North was waiting, dressed in a neat blue suit. “Here’s the keys. She says it’s a chocolate Mink. Middle of the lot.”

The keys shared their chain with a rabbit’s foot. He put the whole affair in his pocket as they clattered down the steps. “Won’t they hear us?”

“They’re still whooping and hollering about the game. The thing is to get out fast before they stop.”

Instead of turning off into the room in which he had drunk coffee with Joe and W.F., they emerged into a snowy parking lot from what was clearly the back of the hospital. The brown car was bigger than he had expected—yet hunched-looking, with its short hood, high trunk, and roomy passenger compartment.

He twisted the key in the ignition, but in vain.

“I thought you said you knew how to drive.”

“It won’t start, that’s all. Won’t even crank.” Prompted by a dim and almost racial memory, he stared down at the pedals. There were three, and a wear-polished steel button to the left of the clutch. He pressed it with his foot; the engine sprang to life.

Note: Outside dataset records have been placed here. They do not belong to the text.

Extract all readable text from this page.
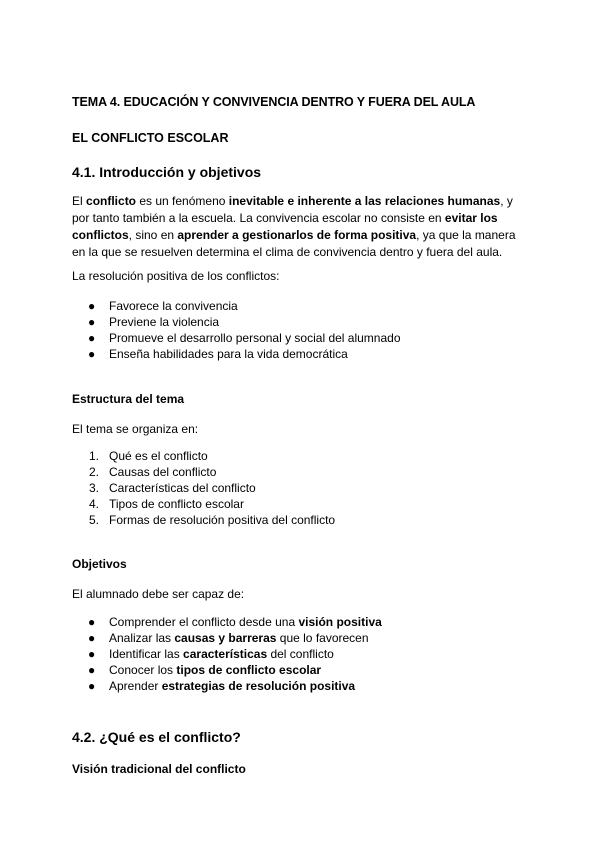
TEMA 4. EDUCACIÓN Y CONVIVENCIA DENTRO Y FUERA DEL AULA
EL CONFLICTO ESCOLAR
4.1. Introducción y objetivos
El conflicto es un fenómeno inevitable e inherente a las relaciones humanas, y por tanto también a la escuela. La convivencia escolar no consiste en evitar los conflictos, sino en aprender a gestionarlos de forma positiva, ya que la manera en la que se resuelven determina el clima de convivencia dentro y fuera del aula.
La resolución positiva de los conflictos:
● Favorece la convivencia
● Previene la violencia
● Promueve el desarrollo personal y social del alumnado
● Enseña habilidades para la vida democrática
Estructura del tema
El tema se organiza en:
1. Qué es el conflicto
2. Causas del conflicto
3. Características del conflicto
4. Tipos de conflicto escolar
5. Formas de resolución positiva del conflicto
Objetivos
El alumnado debe ser capaz de:
● Comprender el conflicto desde una visión positiva
● Analizar las causas y barreras que lo favorecen
● Identificar las características del conflicto
● Conocer los tipos de conflicto escolar
● Aprender estrategias de resolución positiva
4.2. ¿Qué es el conflicto?
Visión tradicional del conflicto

“That’s better,” North said.

He nodded, wondering about the floor shift. It had been a long time since he had driven a stick, and that had been a short lever on the doghouse of a sports car. This was an ungainly rod topped by a knob of hard, black rubber. He tried out the gears.

“Get moving, damn it!”

“Do you want to get out of here, or do you want to have an accident?” The car rolled smoothly back; he clashed the gears a little shifting into first, but second and third were smooth and firm. “We’re thieves now, I guess,” he said as they turned out of the hospital’s parking lot. “If we don’t get sent back here, we’ll be put in jail.”

Edged into the corner, North grinned at him. “How do you think I got the keys? Or got that door unlocked? I got money too.”

“How much?”

“None of your God-damned business. You got any?”

He said, “Same answer.”

“You know, I kind of like you.” North chuckled. “Which is too bad because I’m going to have to bust your God- damned snotty nose for you someday.”

“I hope it’s not before you’re through having me drive for you. Can’t you drive? You said you could.”

“I’ve been through the FBI’s chauffeur course.”

He asked, “Then why’d you take me with you?”

“Because I felt sorry for you, you jerk.”

He glanced across at North and saw that North was no longer grinning.

A street he did not know unreeled before them; it was wide, with two traffic lanes on each side of two sets of shiny trolley tracks. There were trees, bare and yet snow-laden, between the street and the sidewalk. He thought of the streets he had seen radiating from the intersection outside the mental health center. This was one of them, he felt certain. But which? It seemed to him that though all had run straight, none had run in a definable direction —neither north nor south, east nor west. And yet this street had surely run to North.

“Stop up there,” North told him, “where it says guns. See the sign?”

“You’re going to get a gun?”

“Stop or I’ll break your God-damned neck.”

North seemed to mean it. He pulled to the curb in front of the gun store and switched off the ignition. North got out, and he sighed with relief as he saw North walk past the show window and go into the haberdashery beside it.

He took out the Tina doll and studied its enigmatic smile for what felt like a long time, then pulled the charm Sheng had given him free of his shirt. It was a root, a dry, hard thing shaped like a tiny wrinkled man no taller than Tina’s forearm.

A passing woman glanced through the window, and he realized how strange he must have looked to her with the doll in one hand and the charm in the other. She probably thought he was crazy, and if she called the police, she would find out she was right.

Except that even United had not thought him crazy, only an alcoholic. He was—supposedly—a drunk, and North was what? A schizophrenic maniac. Something like that.

He put the charm and the doll away and turned his attention to the passersby. At first they looked ordinary enough, though a little old-fashioned in their dress. He had seen pictures set in the thirties and forties, and he felt that these quiet, dark figures hurrying through the cold were costumed for just such a picture, girls and women and a few men, all in heavy coats that reached nearly to their shoe-tops, the men in wide-brimmed felt hats, the women and girls in head-hugging cloches.

Or that he was somewhere in Eastern Europe, where according to the evening news such clothing was still worn. One young man who passed him had a fur hat, and several women were wearing fur coats. Was there a place in Eastern Europe where they spoke English? A training city, perhaps, for Russian spies? Yet such a city should have been far more accurate. American clothes and American cars were not hard to get.

Three middle-aged women passed, each with an attache case or a briefcase. It occurred to him that he had seen very few older men, and he began to count. He had counted twenty-three women and three men who looked middle-aged when North came out of the gun store.

“All set,” North told him. “Let’s roll.”